Murray Field – Sunk in 1942 carrying ammunition, she was a large steam ship and has now been heavily salvaged so she is well scattered and is open to the weather the depth ranges from 10m – 30m with a good chance of seeing seals

Glen Isla – - Sunk 1917 in a collision. Sitting on an even keel, wreck complete but is broken in the middle – deck gun is lying on the sea bed along side of the wreck – depths 38m-48m (very nice wreck) 

Gwladmena – Sunk 1918, on an even keel and intact again gun on sea bed at the side of the wreck – a very nice dive – depths 30m-40m (for both wrecks (Glen Isla and Gwealdmena) both still have live ammunition onboard)

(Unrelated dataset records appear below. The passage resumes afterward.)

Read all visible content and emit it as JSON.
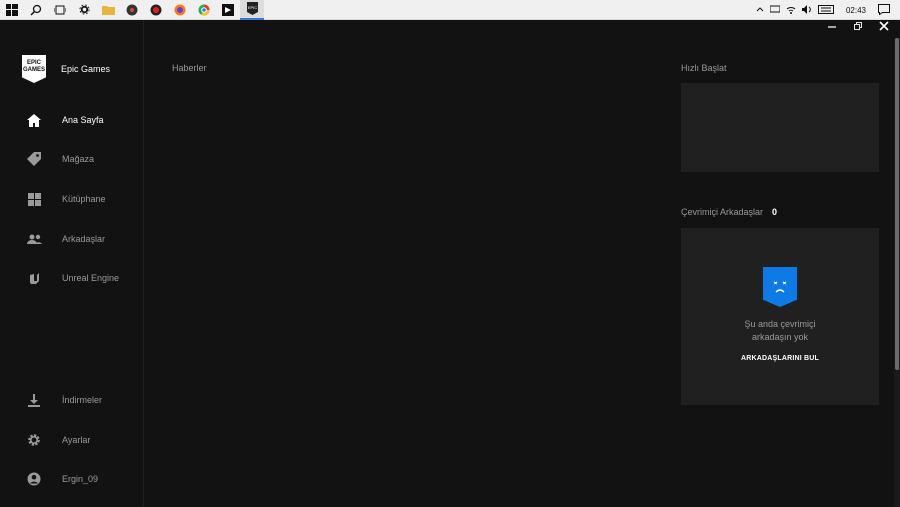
{
  "taskbar": {
    "apps": [
      {
        "icon": "windows-start-icon"
      },
      {
        "icon": "search-icon"
      },
      {
        "icon": "task-view-icon"
      },
      {
        "icon": "settings-icon"
      },
      {
        "icon": "file-explorer-icon"
      },
      {
        "icon": "media-player-icon"
      },
      {
        "icon": "record-icon"
      },
      {
        "icon": "firefox-icon"
      },
      {
        "icon": "chrome-icon"
      },
      {
        "icon": "unity-icon"
      },
      {
        "icon": "epic-games-icon"
      }
    ],
    "tray": {
      "clock": "02:43"
    }
  },
  "app": {
    "brand": "Epic Games",
    "logo_text": "EPIC GAMES",
    "nav_top": [
      {
        "label": "Ana Sayfa",
        "icon": "home-icon",
        "active": true
      },
      {
        "label": "Mağaza",
        "icon": "tag-icon"
      },
      {
        "label": "Kütüphane",
        "icon": "grid-icon"
      },
      {
        "label": "Arkadaşlar",
        "icon": "friends-icon"
      },
      {
        "label": "Unreal Engine",
        "icon": "unreal-icon"
      }
    ],
    "nav_bottom": [
      {
        "label": "İndirmeler",
        "icon": "download-icon"
      },
      {
        "label": "Ayarlar",
        "icon": "gear-icon"
      },
      {
        "label": "Ergin_09",
        "icon": "user-icon"
      }
    ],
    "main": {
      "news_title": "Haberler",
      "quick_launch_title": "Hızlı Başlat",
      "friends_title": "Çevrimiçi Arkadaşlar",
      "friends_count": "0",
      "friends_empty_line1": "Şu anda çevrimiçi",
      "friends_empty_line2": "arkadaşın yok",
      "find_friends": "ARKADAŞLARINI BUL"
    }
  },
  "colors": {
    "background": "#121212",
    "panel": "#202020",
    "accent": "#0e7ae6",
    "text_muted": "#9a9a9a"
  }
}
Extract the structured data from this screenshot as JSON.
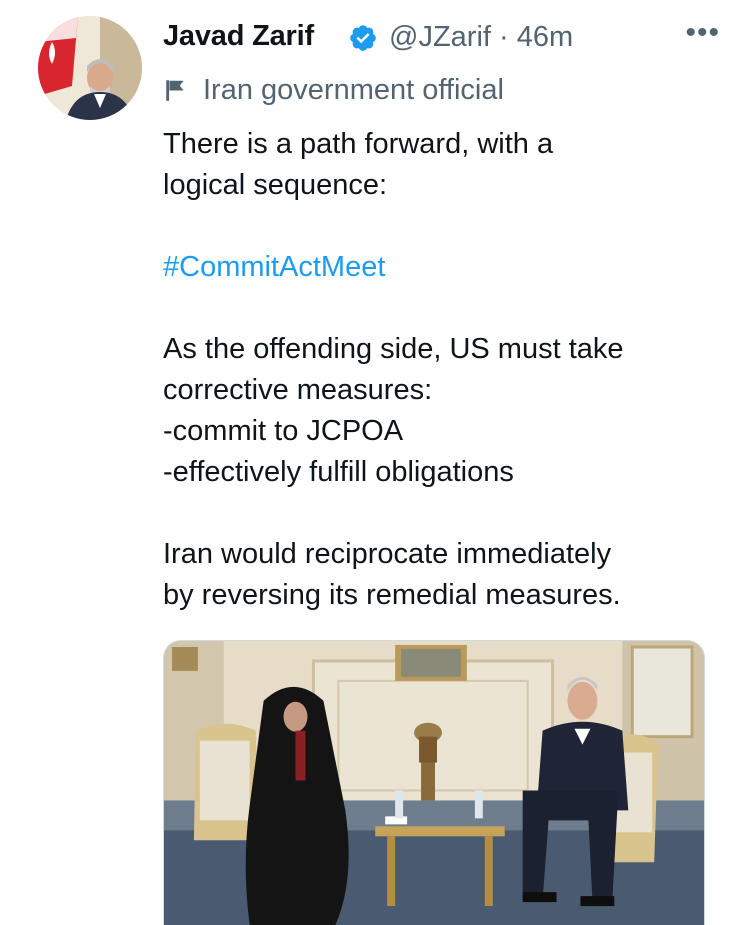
{
  "author": {
    "display_name": "Javad Zarif",
    "handle": "@JZarif",
    "separator": "·",
    "time": "46m",
    "label": "Iran government official"
  },
  "tweet": {
    "line1": "There is a path forward, with a",
    "line2": "logical sequence:",
    "hashtag": "#CommitActMeet",
    "line3": "As the offending side, US must take",
    "line4": "corrective measures:",
    "line5": "-commit to JCPOA",
    "line6": "-effectively fulfill obligations",
    "line7": "Iran would reciprocate immediately",
    "line8": "by reversing its remedial measures."
  },
  "colors": {
    "link": "#1d9bf0",
    "secondary_text": "#536471",
    "verified": "#1d9bf0"
  },
  "icons": {
    "more": "more-options-icon",
    "verified": "verified-badge-icon",
    "label": "flag-icon"
  }
}
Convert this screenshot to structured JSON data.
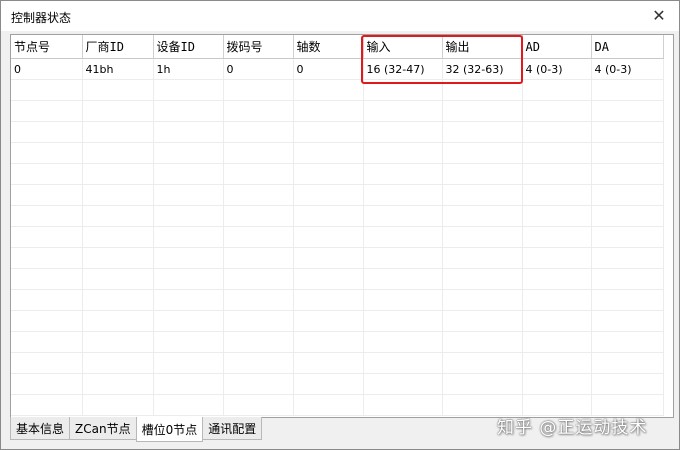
{
  "window": {
    "title": "控制器状态",
    "close_glyph": "✕"
  },
  "table": {
    "columns": [
      "节点号",
      "厂商ID",
      "设备ID",
      "拨码号",
      "轴数",
      "输入",
      "输出",
      "AD",
      "DA"
    ],
    "rows": [
      [
        "0",
        "41bh",
        "1h",
        "0",
        "0",
        "16 (32-47)",
        "32 (32-63)",
        "4 (0-3)",
        "4 (0-3)"
      ]
    ],
    "highlight_color": "#e0191b"
  },
  "tabs": [
    {
      "label": "基本信息",
      "active": false
    },
    {
      "label": "ZCan节点",
      "active": false
    },
    {
      "label": "槽位0节点",
      "active": true
    },
    {
      "label": "通讯配置",
      "active": false
    }
  ],
  "watermark": {
    "text": "知乎 @正运动技术"
  }
}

Pionersk – A Russian Klondyker – Sunk in the 1994 – this was a very big ship of its type weighing in at 1300 tons, with a length of 165m’s but is well exposed to the weather and again is fairly broken up, but you can still see stainless steel port holes amongst the wreckage a decent 2nd dive. – Depth – 14m-24m

Lunokhod 1 –  A Russian Klondyker- sunk in 1993 – 2500 tons  . This wreck lies under Bressay Lighthouse in a very picturesque area. Under water the wreck is broken but in two lumps, with two main sections- the bow section is in 42m and recognisable and the stern breaks the surface under the light house. The wreck lies in general depths of 12m-40m with lots of life on it and lots of life on the walls next to the wreck and a pretty archway leading away from the wreck again covered in life

The Valkyrie – 90ft steel seine fishing boat – sunk very recently – sitting in 45m-49m sitting upright in seabed completely intact

Bardhead – (nicknamed Giants Leg) – a very good scenic dive.  – Lies approximately in 22m – as the name describes this is like a giants leg made of rock coming out of the cliff face which can be circumnavigated in one dive lots of dead men’s on the walls and full of life all around. Both this dive and the Lunokhod are very good for people with cameras.

St Sunniva – 10-25m – this is a wreck that we tend to do on the way past on the way back to Orkney, very broken but worth the rummage all the same.

South Gravel – Fair Isle – depth 30m – this is an excellent scenic dive in the middle of nowhere – a cave at 21m opening up on the inside to the surface, the face of the cliff is well swept with the swell but has amazing life on it. Last time we dived this lots of nudi-brancs, sea hares, and jewel anemones  we do this dive because it is half way back to Orkney.